Zielińśki walczył też w Babilonie, czy ACB (obecnie ACA) oraz w FEN. W organizacji Pawła Jóźwiaka zadebiutował w 2019 roku, gdzie zdobył też pas kategorii piórkowej. W późniejszych latach mierzył się też z Cezarym Oleksiejczukem o koronę dywizji półśredniej.
Weteran udzielił obszernego wywiadu kanałowi „Ćwierkają”, gdzie wypowiedział się otwarcie o gażach, które otrzymywał przez swą karierę. Początkowo było to zaledwie kilkaset złotych w PLMMA, zdecydowanie lepiej wyglądało to w ACB, gdzie za ostatnią walkę zgarnął 15 tysięcy dolarów.
Wówczas Zieliński trafił do Fight Exclusive Night.

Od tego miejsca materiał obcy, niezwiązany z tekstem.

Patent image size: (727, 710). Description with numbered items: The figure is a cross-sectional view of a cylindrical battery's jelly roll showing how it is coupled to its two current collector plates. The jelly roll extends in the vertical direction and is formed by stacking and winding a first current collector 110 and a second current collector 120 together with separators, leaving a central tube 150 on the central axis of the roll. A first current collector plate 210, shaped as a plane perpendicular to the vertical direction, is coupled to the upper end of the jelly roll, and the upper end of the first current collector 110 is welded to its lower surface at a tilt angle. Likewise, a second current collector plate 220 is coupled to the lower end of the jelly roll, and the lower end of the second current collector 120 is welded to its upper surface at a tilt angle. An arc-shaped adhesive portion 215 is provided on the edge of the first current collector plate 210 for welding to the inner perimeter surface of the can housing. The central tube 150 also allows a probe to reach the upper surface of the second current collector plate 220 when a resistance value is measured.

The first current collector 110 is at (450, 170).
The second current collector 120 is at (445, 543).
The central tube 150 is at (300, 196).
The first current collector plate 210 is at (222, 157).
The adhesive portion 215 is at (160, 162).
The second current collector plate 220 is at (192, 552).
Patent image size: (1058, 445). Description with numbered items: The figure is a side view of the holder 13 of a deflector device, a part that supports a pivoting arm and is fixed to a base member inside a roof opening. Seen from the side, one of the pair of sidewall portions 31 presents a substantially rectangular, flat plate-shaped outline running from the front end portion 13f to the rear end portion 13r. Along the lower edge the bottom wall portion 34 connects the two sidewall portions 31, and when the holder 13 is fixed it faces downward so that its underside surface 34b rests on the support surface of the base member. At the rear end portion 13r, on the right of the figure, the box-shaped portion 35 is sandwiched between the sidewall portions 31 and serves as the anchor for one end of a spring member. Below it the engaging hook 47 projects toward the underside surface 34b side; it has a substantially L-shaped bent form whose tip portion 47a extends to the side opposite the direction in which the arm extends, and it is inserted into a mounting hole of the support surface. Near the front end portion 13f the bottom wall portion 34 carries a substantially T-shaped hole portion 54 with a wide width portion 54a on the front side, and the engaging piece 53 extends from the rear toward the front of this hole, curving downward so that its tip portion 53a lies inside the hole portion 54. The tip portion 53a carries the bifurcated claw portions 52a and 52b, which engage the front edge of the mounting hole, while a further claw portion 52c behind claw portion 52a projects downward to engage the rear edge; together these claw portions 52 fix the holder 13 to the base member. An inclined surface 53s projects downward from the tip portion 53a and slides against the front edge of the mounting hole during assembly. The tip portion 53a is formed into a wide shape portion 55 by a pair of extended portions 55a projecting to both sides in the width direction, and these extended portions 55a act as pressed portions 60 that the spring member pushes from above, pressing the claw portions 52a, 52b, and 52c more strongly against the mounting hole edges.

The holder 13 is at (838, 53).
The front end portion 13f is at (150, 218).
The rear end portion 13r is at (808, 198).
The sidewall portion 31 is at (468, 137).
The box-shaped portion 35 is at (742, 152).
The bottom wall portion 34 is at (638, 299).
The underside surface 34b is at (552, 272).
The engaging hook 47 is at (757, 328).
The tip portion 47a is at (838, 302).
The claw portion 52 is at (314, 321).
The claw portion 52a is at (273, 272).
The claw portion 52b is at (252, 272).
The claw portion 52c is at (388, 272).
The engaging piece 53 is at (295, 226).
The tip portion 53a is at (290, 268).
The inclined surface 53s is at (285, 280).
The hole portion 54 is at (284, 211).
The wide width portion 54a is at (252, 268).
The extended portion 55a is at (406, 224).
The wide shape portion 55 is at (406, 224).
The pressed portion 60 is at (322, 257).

Pierwszą walkę stoczył z Kamilem Łebkowskim na gali z numerem 24 i zarobił… zaledwie 6 tysięcy złotych. Aż 10 razy mniej niż za ostatni pojedynek w rosyjskiej organizacji. Adrian opowiedział też o kuriozalnej sytuacji, która miała miejsce niedługo przed debiutem. Gwoli przypomnienia – mówimy o 2019 roku.
– Pierwszy raz w karierze takie coś takiego miałem, że byłem w szatni i przyszedł cutman i chciał ode mnie 30 złotych za owinięcie rąk. Mówię, ale ja tu przecież przyszedłem na walkę, ja nie mam nawet portfela ze sobą.
Obecnie trenujący w Olsztynie weteran zarabia godziwe pieniądze w KSW, lecz ze względów oczywistych, nie mógł ujawnić kwot. Przyznał jednak, że jeśli może mieć coś do zarzucenia obecnemu pracodawcy, to zdecydowanie jest to matchmaking:
– Dali mi dwóch małolatów po 25 lat, nabitych, olbrzymich. Ten ostatni wyglądał jak „Johnny Bravo”… Staremu chłopowi takich małolatów dali. Taki matchmaking – powiedział Zieliński, którego w marcu w zaledwie 32 sekundy znokautował Witor Zalewski, a kilka miesięcy później przez decyzję pokonał Oskar Szczepaniak.